Над богом бог, над сроком срок, над полом потолок, над крышей небо.

Господь присутствует на месте сём, а ты не знал.

Обшив от комарья соломенной анапской шляпы нимб дырявой марлей, с бюстгальтера спустив до бедер сарафан, она бралась за сорнячьё от понедельника по утренней росе с калитки дальней и за неделю доползала до входной. За ней стеной вставал бурьян.

– Прохлятая трава… ну ты шмотри, вчапился дрянь зялёна, ну дрянь така, оть дрянь така…

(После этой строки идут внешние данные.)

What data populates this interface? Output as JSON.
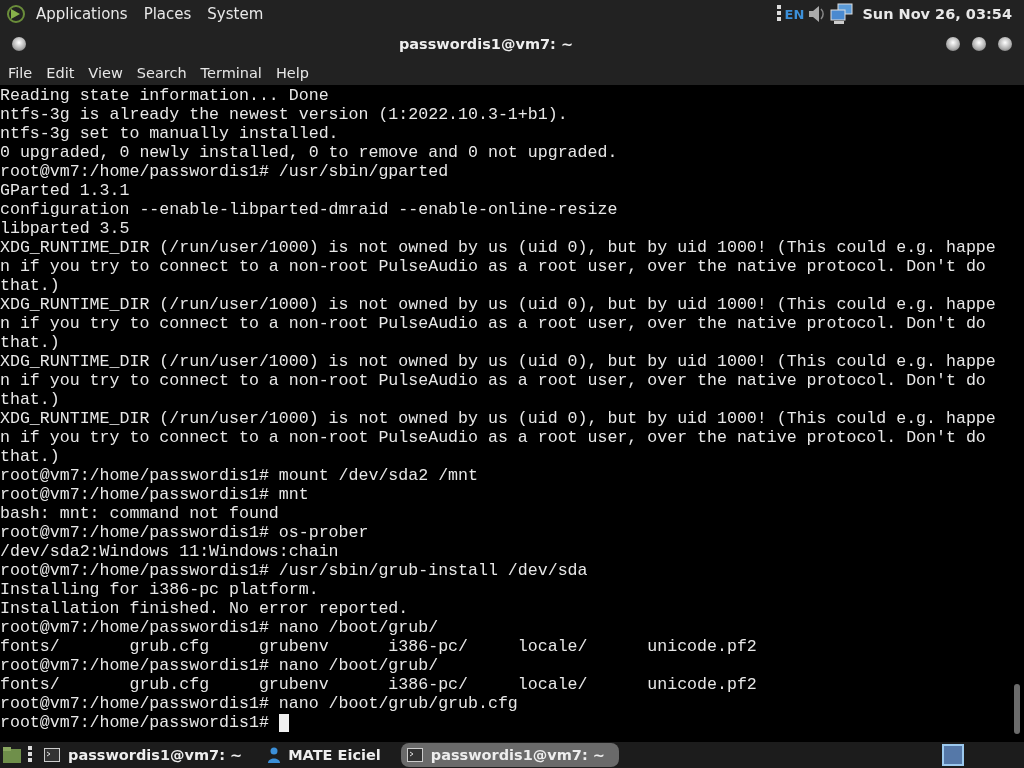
{
  "top_panel": {
    "menus": [
      "Applications",
      "Places",
      "System"
    ],
    "keyboard_layout": "EN",
    "clock": "Sun Nov 26, 03:54"
  },
  "window": {
    "title": "passwordis1@vm7: ~"
  },
  "menu_bar": [
    "File",
    "Edit",
    "View",
    "Search",
    "Terminal",
    "Help"
  ],
  "terminal": {
    "lines": [
      "Reading state information... Done",
      "ntfs-3g is already the newest version (1:2022.10.3-1+b1).",
      "ntfs-3g set to manually installed.",
      "0 upgraded, 0 newly installed, 0 to remove and 0 not upgraded.",
      "root@vm7:/home/passwordis1# /usr/sbin/gparted",
      "GParted 1.3.1",
      "configuration --enable-libparted-dmraid --enable-online-resize",
      "libparted 3.5",
      "XDG_RUNTIME_DIR (/run/user/1000) is not owned by us (uid 0), but by uid 1000! (This could e.g. happe",
      "n if you try to connect to a non-root PulseAudio as a root user, over the native protocol. Don't do",
      "that.)",
      "XDG_RUNTIME_DIR (/run/user/1000) is not owned by us (uid 0), but by uid 1000! (This could e.g. happe",
      "n if you try to connect to a non-root PulseAudio as a root user, over the native protocol. Don't do",
      "that.)",
      "XDG_RUNTIME_DIR (/run/user/1000) is not owned by us (uid 0), but by uid 1000! (This could e.g. happe",
      "n if you try to connect to a non-root PulseAudio as a root user, over the native protocol. Don't do",
      "that.)",
      "XDG_RUNTIME_DIR (/run/user/1000) is not owned by us (uid 0), but by uid 1000! (This could e.g. happe",
      "n if you try to connect to a non-root PulseAudio as a root user, over the native protocol. Don't do",
      "that.)",
      "root@vm7:/home/passwordis1# mount /dev/sda2 /mnt",
      "root@vm7:/home/passwordis1# mnt",
      "bash: mnt: command not found",
      "root@vm7:/home/passwordis1# os-prober",
      "/dev/sda2:Windows 11:Windows:chain",
      "root@vm7:/home/passwordis1# /usr/sbin/grub-install /dev/sda",
      "Installing for i386-pc platform.",
      "Installation finished. No error reported.",
      "root@vm7:/home/passwordis1# nano /boot/grub/",
      "fonts/       grub.cfg     grubenv      i386-pc/     locale/      unicode.pf2",
      "root@vm7:/home/passwordis1# nano /boot/grub/",
      "fonts/       grub.cfg     grubenv      i386-pc/     locale/      unicode.pf2",
      "root@vm7:/home/passwordis1# nano /boot/grub/grub.cfg"
    ],
    "prompt": "root@vm7:/home/passwordis1#"
  },
  "taskbar": {
    "tasks": [
      {
        "label": "passwordis1@vm7: ~",
        "kind": "terminal",
        "selected": false
      },
      {
        "label": "MATE Eiciel",
        "kind": "eiciel",
        "selected": false
      },
      {
        "label": "passwordis1@vm7: ~",
        "kind": "terminal",
        "selected": true
      }
    ]
  }
}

Проклятая земля держала крепко седые бороды вредителей-стеблей среди усохших всходиков посада, и, подрубая тяпкой сатанинские хвосты, швыряла нечисть в сорный таз, топориком рыхля муравье тарарьё под залежи яиц, и рыжие взбешённые отряды бежали древком тяпла вверх, перебираясь меж лежи́нами грудей, пиявя крепкую, как столб, распаренную шею.

– Прохлятое тварьё. Создатель отвернулся, сатана создал, ну гнидь ты гнидь, собаки рыжаи паскудьи, ни кипяток вас, ни акафисть не бярёть, прости осподь… ну ты смотри? чаво ж для всякой дряни места столько-т на зямле…

Покончив с сорнячьём на светлой половине сада, паломницей с пустым ведром брела к тенно́й, с тенной ползла на свет, сминая пяты стоптанных галош тяжёлым низом, землёй стирая землю с рук и лба.

Данило Алексеич моды взял стучать от завтрака к обеду и от обеда к ужину стучать, и, если уставал, в ушах стучало по привычке, эхом всё равно. Они привыкли, что стучит. Прислушавшись к наставшей тишине, звала:

– Петрушка-а-а! Глушь лясной, зараза…

Он приходил.

– Чаво-то не стучить, поди проверь.

Он шёл проверить, «жив ли, неть» покойник, и, если жив, кричал:

– Ба! Жив!

Устав, из сада шла, без сил валилась под покойницкой на лавку, и дед, услышав, что пришла, жалел её и с уваженьем говорил:

– У-у, бабочка моя… бъять баба…

– Иди ты к лешаму, Есей. – И так поссорятся опять.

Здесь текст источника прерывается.